Here is sample test invocation :

       private static void CryptoTest()
    {
        string password = "rastko";

        byte[] cryptoKey;
        byte[] cryptoIV;

        byte[] encryptedPassword = Crypto.EncryptPassword(password, out cryptoKey, out cryptoIV);

        string decryptedPAssword = Crypto.DecryptPassword(encryptedPassword, cryptoKey, cryptoIV);
    }

I have not good experience with security. What I see is that IV vector is 8byte size and as I found it is related to BlockSize, that is 8times greater then IV size. TripleDESCryptoServiceProvider for IV vector is using 8byte value. I can not change this.

Could you please tell me what I have to do or did I wrote something wrongly ?

Answer 1

After detail investigation I have found the solution for my problem. I have changed a little bit decryption logic.

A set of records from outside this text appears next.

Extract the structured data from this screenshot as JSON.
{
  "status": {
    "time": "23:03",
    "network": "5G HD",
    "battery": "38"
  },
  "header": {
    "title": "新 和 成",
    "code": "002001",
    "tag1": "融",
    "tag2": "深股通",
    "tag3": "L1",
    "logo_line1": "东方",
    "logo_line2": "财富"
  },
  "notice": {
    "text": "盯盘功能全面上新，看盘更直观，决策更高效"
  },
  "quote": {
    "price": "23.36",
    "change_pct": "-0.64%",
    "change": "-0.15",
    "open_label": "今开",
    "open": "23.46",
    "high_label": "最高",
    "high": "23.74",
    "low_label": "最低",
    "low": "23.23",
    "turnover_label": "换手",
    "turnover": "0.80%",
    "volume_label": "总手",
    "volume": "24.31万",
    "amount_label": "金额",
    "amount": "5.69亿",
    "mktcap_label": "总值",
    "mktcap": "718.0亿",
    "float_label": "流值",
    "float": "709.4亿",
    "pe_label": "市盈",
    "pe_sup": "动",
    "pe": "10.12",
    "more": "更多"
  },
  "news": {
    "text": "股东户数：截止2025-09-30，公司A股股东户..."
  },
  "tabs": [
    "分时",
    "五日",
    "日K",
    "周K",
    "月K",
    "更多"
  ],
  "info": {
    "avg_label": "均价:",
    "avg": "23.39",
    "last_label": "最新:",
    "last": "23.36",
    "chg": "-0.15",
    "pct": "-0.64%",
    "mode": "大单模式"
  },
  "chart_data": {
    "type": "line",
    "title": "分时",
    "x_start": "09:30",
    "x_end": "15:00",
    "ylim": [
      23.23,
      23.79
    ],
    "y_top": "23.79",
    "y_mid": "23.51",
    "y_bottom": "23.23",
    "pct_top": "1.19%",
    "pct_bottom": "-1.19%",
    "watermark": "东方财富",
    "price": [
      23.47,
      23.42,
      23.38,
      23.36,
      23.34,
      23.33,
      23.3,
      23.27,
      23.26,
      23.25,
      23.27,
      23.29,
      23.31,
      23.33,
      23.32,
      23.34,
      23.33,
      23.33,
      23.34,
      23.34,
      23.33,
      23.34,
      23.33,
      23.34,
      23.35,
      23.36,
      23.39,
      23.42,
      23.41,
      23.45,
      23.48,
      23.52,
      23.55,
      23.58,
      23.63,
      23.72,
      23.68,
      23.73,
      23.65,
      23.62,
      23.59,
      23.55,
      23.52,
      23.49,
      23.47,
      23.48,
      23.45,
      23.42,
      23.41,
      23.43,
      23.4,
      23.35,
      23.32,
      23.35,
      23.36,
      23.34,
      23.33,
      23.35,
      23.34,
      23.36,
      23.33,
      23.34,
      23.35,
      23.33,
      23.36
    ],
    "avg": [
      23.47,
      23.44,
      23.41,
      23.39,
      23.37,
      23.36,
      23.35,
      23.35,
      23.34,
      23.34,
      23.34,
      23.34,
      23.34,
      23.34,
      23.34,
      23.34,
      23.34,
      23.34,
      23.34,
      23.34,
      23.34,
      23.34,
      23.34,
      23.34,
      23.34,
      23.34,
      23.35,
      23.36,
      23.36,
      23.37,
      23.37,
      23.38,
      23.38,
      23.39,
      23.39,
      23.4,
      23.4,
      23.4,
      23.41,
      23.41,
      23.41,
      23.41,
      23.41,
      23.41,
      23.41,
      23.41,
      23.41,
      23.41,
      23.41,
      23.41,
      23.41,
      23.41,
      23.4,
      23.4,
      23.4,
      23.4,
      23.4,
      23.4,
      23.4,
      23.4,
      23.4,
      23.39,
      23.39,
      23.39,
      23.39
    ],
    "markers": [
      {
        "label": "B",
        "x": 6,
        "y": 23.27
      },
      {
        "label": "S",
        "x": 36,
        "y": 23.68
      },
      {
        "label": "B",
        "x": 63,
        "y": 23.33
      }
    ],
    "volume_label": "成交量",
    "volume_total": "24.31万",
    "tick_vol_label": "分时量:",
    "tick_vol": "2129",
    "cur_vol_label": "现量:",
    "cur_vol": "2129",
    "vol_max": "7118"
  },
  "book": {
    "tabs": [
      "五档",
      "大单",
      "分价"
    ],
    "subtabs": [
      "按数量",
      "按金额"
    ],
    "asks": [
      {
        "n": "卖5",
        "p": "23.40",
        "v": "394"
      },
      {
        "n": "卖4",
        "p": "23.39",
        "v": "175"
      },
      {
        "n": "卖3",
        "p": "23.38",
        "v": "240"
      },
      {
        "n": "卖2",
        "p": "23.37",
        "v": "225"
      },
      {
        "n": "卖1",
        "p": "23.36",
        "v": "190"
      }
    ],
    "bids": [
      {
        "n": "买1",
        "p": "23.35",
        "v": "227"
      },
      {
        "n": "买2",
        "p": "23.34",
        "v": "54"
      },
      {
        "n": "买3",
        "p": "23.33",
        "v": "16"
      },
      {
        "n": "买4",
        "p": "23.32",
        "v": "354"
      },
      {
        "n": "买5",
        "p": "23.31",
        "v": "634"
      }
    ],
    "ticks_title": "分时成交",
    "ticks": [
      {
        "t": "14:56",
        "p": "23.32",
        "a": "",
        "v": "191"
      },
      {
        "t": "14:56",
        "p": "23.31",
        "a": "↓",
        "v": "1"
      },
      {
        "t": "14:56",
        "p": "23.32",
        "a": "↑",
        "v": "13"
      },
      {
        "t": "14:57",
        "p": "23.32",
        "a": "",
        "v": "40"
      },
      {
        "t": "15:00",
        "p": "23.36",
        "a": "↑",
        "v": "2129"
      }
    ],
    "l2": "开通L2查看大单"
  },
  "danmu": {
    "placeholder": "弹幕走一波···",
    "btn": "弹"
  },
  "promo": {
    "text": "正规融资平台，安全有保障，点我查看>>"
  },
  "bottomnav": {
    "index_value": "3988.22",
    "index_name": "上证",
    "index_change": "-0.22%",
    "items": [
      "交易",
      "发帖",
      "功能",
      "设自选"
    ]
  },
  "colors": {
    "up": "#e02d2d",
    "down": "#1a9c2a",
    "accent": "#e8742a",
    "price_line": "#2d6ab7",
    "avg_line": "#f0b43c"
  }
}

Instead of this part in DecryptPassword method :

 // Create a CryptoStream using the MemoryStream and the passed key and initialization vector (IV).
                using (CryptoStream decryptoStream = new CryptoStream(memoryStream, cryptoTransform, CryptoStreamMode.Write))
                {
                    decryptoStream.Write(encryptedPassword, 0, encryptedPassword.Length);
                    ///decryptoStream.FlushFinalBlock();
                }

                byte[] decryptedPassword = memoryStream.ToArray();

                //Convert the buffer into a string and return it.
                readablePassword = unicodeEncoding.GetString(decryptedPassword, 0, decryptedPassword.Length);
            }

I am now using the Read logic from CryptoStream and then I am just removing nullable characters. It is like this now :

                        // Create a CryptoStream using the MemoryStream and the passed key and initialization vector (IV).
                    using (CryptoStream decryptoStream = new CryptoStream(memoryStream, cryptoTransform, CryptoStreamMode.Read))
                    {
                        // Create buffer to hold the decrypted data.
                        byte[] fromEncrypt = new byte[encryptedPassword.Length];

                        decryptoStream.Read(fromEncrypt, 0, fromEncrypt.Length);

                        //Convert the buffer into a string and return it.
                        readablePassword = unicodeEncoding.GetString(fromEncrypt);
                        readablePassword = readablePassword.Replace("\0", string.Empty);
                    }

This works perfectly for me ! Thank you all for your time.

Answer 2

DES is a 64 bit block cypher. Any text that does not divide cleanly into 64 bit (=8 byte) blocks needs to be padded to make up a whole number of blocks. You need to set padding for encryption and decryption. If you have control of both ends then use PKCS#5 padding to encrypt and decrypt. If you only have control over the decryption end, then ask the encrypting end what padding they are using and expect that.

Answer 3

Note that encrypting a password is normally not the way to go. Use PBKDF2 instead. Don't confuse passwords and keys!

Try to make sure that your CryptoStreams get closed or flushed:

http://msdn.microsoft.com/en-us/library/system.security.cryptography.cryptostream.flushfinalblock.aspx

If you don't then the padding/unpadding will likely not be performed, and you get trash instead.